La saisissant dans mes bras, je grimpai les escaliers plus vite encore que je ne les avais descendus jusqu’à la pièce à vivre, au sommet (heureusement que j’avais fait le ménage le matin en prévision de la relève !), déposai délicatement mon trésor sur le lit et embrassai doucement ses lèvres d’un rose affolant.

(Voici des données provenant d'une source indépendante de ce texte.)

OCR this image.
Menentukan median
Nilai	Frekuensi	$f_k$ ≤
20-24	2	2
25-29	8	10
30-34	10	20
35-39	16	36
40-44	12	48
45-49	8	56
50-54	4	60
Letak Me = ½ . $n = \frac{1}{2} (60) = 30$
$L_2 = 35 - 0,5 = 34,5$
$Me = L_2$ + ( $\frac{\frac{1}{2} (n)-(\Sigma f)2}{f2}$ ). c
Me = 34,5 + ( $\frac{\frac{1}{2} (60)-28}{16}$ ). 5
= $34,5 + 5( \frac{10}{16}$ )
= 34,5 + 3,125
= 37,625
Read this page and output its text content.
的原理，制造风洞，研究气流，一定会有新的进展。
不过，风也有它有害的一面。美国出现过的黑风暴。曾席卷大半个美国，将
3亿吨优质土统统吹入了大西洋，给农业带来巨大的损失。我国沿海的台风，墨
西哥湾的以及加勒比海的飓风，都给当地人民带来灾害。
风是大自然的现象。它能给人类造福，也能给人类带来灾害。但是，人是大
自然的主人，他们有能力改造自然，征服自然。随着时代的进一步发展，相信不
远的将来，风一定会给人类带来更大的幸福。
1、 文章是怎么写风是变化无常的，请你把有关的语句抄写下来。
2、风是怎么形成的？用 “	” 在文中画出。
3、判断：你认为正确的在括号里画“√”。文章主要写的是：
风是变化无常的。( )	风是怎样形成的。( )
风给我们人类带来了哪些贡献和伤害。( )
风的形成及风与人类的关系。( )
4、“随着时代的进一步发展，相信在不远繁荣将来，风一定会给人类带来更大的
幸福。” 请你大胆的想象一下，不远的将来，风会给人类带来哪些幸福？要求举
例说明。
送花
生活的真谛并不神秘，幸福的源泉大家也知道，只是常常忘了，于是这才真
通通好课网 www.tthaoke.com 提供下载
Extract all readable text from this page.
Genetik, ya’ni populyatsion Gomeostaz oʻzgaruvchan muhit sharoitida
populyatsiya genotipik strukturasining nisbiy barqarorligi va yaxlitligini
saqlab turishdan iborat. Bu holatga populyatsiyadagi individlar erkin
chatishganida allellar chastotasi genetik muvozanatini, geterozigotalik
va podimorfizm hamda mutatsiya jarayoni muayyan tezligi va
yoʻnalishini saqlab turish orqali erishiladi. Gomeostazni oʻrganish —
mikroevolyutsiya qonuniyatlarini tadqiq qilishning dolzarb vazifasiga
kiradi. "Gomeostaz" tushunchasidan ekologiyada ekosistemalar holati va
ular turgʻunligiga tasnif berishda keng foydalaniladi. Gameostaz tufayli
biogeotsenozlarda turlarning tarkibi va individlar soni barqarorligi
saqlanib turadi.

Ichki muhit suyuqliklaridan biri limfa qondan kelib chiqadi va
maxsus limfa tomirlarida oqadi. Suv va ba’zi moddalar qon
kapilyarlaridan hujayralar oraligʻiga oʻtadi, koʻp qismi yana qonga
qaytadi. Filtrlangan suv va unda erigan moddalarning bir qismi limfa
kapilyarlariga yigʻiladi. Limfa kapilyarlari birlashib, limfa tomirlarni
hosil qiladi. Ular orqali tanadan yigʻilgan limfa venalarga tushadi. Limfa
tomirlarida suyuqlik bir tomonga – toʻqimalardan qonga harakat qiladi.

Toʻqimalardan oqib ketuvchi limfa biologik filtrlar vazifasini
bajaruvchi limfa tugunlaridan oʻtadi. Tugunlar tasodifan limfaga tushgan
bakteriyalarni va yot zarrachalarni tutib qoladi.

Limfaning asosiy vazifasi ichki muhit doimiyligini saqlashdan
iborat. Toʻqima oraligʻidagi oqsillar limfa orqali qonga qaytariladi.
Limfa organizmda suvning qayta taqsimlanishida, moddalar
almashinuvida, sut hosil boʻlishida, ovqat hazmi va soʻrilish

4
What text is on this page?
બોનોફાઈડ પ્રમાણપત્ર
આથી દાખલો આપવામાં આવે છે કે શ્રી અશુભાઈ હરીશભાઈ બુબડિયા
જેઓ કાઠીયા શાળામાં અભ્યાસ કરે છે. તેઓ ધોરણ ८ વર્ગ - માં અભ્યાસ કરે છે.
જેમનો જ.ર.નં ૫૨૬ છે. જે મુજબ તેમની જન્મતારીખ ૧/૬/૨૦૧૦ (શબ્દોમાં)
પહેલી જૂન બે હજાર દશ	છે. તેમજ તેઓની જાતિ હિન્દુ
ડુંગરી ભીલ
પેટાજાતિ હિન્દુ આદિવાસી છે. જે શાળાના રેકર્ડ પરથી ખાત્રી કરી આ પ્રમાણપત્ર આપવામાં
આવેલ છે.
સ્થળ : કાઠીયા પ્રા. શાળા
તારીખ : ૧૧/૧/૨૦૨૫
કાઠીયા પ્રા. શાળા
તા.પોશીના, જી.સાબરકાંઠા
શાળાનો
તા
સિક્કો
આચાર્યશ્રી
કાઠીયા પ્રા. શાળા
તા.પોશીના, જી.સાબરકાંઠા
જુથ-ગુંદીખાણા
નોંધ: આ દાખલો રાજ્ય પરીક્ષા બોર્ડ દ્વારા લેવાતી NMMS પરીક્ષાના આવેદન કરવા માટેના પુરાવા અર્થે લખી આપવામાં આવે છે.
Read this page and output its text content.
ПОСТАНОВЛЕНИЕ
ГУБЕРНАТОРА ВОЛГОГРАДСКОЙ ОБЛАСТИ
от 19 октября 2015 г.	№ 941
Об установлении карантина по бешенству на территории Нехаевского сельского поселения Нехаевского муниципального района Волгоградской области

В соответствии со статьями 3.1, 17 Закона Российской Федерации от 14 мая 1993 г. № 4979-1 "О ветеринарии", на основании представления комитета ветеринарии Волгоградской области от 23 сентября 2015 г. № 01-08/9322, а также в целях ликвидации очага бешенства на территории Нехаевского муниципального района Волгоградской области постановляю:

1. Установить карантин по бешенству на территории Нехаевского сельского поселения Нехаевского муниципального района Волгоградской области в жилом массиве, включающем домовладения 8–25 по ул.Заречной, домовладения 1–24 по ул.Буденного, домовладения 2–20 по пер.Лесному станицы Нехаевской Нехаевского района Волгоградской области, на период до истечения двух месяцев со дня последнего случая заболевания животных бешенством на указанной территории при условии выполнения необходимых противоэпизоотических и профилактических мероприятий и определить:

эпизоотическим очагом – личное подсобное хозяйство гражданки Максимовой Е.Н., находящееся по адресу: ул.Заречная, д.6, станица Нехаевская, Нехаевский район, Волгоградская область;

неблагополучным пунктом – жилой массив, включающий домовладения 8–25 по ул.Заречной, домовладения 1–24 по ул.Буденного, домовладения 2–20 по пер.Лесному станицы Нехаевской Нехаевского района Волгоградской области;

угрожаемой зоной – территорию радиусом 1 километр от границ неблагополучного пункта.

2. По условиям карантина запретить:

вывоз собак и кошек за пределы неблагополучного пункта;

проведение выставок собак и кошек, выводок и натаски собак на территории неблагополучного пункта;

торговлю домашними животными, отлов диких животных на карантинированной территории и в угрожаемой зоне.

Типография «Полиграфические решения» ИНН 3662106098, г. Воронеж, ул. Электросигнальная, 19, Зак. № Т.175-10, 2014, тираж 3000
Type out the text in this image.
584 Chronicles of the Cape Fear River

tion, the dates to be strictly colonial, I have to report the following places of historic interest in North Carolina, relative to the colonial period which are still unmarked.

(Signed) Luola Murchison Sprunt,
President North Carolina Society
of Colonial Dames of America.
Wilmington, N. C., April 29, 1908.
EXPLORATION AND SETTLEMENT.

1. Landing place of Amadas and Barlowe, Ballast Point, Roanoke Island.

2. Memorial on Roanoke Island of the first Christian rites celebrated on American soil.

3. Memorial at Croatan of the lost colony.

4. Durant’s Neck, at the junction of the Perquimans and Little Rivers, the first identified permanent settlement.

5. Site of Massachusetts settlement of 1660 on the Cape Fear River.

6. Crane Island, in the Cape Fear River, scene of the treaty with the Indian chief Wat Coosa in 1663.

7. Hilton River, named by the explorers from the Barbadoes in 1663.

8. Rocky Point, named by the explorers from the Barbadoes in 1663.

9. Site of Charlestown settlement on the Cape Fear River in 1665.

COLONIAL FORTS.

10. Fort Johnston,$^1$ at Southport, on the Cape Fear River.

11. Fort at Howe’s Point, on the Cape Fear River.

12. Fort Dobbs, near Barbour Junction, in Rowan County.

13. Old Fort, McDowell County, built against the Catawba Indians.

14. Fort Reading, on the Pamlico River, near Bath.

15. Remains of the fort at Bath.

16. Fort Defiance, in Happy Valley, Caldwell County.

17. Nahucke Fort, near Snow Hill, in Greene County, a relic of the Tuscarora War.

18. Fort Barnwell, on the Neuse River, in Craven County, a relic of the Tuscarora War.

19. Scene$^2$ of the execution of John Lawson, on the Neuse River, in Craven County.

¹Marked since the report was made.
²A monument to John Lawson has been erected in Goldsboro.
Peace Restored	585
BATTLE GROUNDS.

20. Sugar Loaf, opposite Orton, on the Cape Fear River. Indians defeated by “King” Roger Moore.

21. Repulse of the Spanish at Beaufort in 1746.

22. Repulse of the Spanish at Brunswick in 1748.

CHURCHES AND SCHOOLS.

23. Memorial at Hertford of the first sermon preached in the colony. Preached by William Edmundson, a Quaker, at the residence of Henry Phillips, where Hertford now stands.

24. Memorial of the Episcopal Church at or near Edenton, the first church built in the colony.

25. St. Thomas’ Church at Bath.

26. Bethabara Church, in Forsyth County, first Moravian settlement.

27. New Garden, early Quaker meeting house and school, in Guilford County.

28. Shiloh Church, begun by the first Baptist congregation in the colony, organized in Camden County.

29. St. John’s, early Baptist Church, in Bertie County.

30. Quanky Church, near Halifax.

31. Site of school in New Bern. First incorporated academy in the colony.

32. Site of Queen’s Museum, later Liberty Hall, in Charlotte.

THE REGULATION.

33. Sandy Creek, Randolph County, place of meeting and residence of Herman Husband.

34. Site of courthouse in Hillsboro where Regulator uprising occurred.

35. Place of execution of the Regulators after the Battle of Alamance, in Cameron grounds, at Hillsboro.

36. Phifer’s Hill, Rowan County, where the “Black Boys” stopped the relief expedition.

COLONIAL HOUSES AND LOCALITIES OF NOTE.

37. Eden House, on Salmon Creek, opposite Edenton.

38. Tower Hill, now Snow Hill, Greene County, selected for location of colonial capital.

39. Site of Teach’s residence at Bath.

    Il y eut alors comme une sorte de sifflement accompagné d’une étrange fumée verte…et je pus aussitôt constater que ma sirène venait de troquer sa queue contre la plus ravissante paire de gambettes qu’on puisse imaginer. Devant mon air ahuri, elle éclata de rire et j’entendis pour la toute première fois le son de sa voix : « Hé oui tu vois mon chéri, l’histoire de le Petite Sirène est basée sur un fait bien réel ! Nous pouvons  nous métamorphoser en femmes grâce à l’amour d’un homme (elle eut alors un sourire appuyé) en vraies femmes, tu sais… Mais le soleil ne doit jamais au grand jamais nous surprendre sous cette forme, sinon !!! Qu’importe, nous avons le temps, n’est-ce-pas mon amour ? »
     Nous nous sommes aimés, passionnément, à la folie, des heures durant. Confiants en la durée des nuits d’hiver nous avons ensuite décidé, d’un commun accord, de nous octroyer un peu de repos dans les bras l’un de l’autre, afin de prolonger ces merveilleux instants…


     C’est un rayon de soleil traversant la lucarne qui m’a réveillé. La tempête avait cessé, laissant les vagues à leur musique habituelle. Un temps radieux et près de moi, sur l’oreiller, une tache d’écume grisâtre, parfumée au varech. Je n’osais  comprendre mais sanglotais déjà. Cherchant désespérément mon aimée dans la pièce, mes yeux se posèrent par hasard sur la bouteille de rhum. Vide. Aucun rapport bien sûr.
         Et l’on frappait à la porte, en bas. La relève venait d’arriver.